He gave in. He thought as the campaigner was coming the mischief was done; and he would be equally willing now to receive all the rest of the family; even Carry and her military husband, if it was suggested that they should all be invited; and the green parrot, too, the Persian cats, and all the other pets of My Lady’s. He succumbed hopelessly, and was thenceforth a pecked man.
I remember once coming across a little Oriental anecdote which lays particular stress on the relations of connubial folk. Pity that Pringle was not acquainted with it before he committed himself. The story runs as follows:—Once upon a time a gay young fellow married the widow of a great Khan—the scene is laid in Persia. On the wedding night the lady determined to assert her authority, and show who was the real lord and master. She accordingly treated her spouse with great contempt when he entered the ante-room, where she was seated on rose-leaf cushions caressing a large white cat, of which she pretended to be very fond indeed. She appeared very much annoyed at her husband’s entrance, and looked at him out of the corners of her eyes with cold disdain as he came in.
“I hate cats,” observed the young husband, blandly, as if he were only making a casual observation; “they offend my sight.”
If his wife had looked at him with glances of cold disdain before, her eyes now wore an expression of anger and contempt, such as no words can express. She did not even deign to answer him, but took the cat to her bosom and fondled it passionately: her whole heart seemed to be in the cat, and cold was the shoulder that she turned to her husband.

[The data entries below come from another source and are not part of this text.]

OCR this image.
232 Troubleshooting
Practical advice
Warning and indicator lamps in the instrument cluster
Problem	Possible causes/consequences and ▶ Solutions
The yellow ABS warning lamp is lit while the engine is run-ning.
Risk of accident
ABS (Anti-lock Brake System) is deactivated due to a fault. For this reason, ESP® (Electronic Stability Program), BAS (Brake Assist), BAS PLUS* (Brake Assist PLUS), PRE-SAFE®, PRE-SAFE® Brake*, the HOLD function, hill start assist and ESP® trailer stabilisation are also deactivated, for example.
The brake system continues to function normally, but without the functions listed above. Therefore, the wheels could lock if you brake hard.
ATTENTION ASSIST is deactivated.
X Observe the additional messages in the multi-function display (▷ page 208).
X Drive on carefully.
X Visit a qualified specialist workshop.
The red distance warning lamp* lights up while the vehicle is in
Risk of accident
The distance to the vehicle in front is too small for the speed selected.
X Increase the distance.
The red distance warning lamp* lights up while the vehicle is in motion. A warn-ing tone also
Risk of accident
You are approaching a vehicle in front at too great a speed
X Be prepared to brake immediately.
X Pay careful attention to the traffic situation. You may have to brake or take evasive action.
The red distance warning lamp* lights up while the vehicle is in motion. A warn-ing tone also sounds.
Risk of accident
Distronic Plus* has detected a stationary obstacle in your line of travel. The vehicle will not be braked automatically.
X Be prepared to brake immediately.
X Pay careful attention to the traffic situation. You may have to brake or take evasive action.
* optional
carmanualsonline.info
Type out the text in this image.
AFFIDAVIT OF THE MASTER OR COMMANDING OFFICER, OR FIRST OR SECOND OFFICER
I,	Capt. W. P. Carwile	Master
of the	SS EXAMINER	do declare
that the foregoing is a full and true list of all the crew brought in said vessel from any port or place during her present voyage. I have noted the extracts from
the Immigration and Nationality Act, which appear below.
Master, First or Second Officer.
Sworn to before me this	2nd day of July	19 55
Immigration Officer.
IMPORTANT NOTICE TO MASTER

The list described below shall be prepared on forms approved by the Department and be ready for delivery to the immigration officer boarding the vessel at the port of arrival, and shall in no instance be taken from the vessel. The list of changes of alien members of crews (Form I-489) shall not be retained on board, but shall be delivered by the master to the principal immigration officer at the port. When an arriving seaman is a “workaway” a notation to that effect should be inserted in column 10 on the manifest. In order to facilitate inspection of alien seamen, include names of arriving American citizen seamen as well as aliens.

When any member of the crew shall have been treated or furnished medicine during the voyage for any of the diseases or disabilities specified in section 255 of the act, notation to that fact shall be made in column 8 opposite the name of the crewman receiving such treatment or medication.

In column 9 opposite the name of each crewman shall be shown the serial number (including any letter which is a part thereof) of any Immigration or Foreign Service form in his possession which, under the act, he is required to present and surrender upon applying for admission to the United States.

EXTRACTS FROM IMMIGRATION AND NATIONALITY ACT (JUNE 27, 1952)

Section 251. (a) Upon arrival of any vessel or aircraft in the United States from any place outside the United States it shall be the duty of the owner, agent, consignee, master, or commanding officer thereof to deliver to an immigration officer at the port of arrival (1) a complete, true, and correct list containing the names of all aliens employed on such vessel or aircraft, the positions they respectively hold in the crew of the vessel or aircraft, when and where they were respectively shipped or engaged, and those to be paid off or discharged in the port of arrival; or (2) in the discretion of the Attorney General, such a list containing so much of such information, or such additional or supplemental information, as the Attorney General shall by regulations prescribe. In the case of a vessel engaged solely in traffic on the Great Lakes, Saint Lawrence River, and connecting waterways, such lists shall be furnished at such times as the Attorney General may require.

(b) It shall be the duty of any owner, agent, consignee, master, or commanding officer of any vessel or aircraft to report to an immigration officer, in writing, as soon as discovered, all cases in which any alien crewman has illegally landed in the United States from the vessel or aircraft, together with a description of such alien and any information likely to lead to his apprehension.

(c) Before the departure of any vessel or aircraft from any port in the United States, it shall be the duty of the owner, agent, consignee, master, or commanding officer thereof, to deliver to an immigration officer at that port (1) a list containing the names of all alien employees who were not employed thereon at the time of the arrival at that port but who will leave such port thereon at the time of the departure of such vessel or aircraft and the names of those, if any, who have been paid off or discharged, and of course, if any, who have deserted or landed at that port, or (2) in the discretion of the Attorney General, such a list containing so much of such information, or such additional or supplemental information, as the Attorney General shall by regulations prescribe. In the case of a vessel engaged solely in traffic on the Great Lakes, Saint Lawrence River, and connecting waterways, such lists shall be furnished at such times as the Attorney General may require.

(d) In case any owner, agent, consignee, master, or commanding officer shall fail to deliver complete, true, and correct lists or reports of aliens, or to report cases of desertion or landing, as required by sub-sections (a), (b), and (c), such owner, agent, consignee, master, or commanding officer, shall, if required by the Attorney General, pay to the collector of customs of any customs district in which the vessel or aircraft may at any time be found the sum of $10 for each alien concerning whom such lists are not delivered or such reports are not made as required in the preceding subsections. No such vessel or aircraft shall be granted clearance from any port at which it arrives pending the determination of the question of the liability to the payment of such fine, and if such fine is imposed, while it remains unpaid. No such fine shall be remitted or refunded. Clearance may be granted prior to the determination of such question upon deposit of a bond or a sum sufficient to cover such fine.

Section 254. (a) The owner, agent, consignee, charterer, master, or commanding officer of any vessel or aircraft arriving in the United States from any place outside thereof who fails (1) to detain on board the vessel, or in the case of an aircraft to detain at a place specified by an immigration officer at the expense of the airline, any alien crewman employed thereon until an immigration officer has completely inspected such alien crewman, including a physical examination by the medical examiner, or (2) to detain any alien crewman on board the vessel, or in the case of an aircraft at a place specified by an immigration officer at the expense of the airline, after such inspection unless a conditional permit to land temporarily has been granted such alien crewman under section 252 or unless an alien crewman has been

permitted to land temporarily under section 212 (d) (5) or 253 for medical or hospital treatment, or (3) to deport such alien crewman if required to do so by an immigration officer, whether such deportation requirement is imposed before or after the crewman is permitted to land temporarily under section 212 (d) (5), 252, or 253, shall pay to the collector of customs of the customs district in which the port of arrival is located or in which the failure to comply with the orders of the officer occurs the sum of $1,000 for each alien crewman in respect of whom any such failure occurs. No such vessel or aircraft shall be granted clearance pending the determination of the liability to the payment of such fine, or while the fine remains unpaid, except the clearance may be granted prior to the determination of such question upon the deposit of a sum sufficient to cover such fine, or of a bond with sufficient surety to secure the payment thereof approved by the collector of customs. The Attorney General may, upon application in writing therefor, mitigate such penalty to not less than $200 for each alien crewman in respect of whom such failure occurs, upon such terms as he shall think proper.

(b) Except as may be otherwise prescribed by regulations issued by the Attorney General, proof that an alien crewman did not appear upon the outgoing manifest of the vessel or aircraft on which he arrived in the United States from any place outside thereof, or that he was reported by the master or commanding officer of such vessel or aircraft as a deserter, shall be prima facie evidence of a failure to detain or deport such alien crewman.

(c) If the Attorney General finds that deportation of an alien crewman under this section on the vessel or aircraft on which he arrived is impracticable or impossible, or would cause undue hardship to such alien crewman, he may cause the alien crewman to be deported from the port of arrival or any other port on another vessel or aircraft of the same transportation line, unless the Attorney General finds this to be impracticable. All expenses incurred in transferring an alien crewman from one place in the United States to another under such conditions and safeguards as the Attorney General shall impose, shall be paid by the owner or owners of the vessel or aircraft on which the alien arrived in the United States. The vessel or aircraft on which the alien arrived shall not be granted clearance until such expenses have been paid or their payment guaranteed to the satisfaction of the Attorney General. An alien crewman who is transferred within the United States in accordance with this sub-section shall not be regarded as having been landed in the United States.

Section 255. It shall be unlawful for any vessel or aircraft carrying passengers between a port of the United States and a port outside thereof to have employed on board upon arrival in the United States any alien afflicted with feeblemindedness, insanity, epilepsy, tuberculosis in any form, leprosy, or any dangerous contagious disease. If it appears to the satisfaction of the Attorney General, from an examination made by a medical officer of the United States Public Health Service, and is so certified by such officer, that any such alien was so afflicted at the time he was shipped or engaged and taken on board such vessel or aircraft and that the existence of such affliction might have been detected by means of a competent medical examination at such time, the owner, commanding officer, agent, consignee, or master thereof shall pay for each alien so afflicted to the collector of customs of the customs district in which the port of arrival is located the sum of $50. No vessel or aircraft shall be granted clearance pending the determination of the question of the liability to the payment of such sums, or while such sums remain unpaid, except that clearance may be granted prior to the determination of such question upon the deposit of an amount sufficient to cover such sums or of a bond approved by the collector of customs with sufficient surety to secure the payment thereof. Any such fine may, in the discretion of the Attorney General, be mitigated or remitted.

“When any one offends me,” continued her gallant, gaily, “I cut off his head. It is a peculiarity of mine which I am sure will only make me dearer to you.”
Then, drawing his sword, he took the cat gently but firmly from her arms, cut off its head, wiped the blade, sheathed it, and sitting down continued to talk affectionately to his wife as if nothing had happened. After which, says tradition, she became the best and most submissive wife in the world.
A hen-pecked fellow, meeting him the next day as he rode with a gallant train through the market place, began to condole with him.
“Ah!” said the hen-pecked one with deep feeling, “you, too, have taken a wife, and got a tyrant. You had better have remained the poor soldier that you were. I pity you from my very heart!”
“Not so,” replied the other, jollily; “keep your sighs to cool yourself next summer.”
He then related the events of his wedding night with their satisfactory results.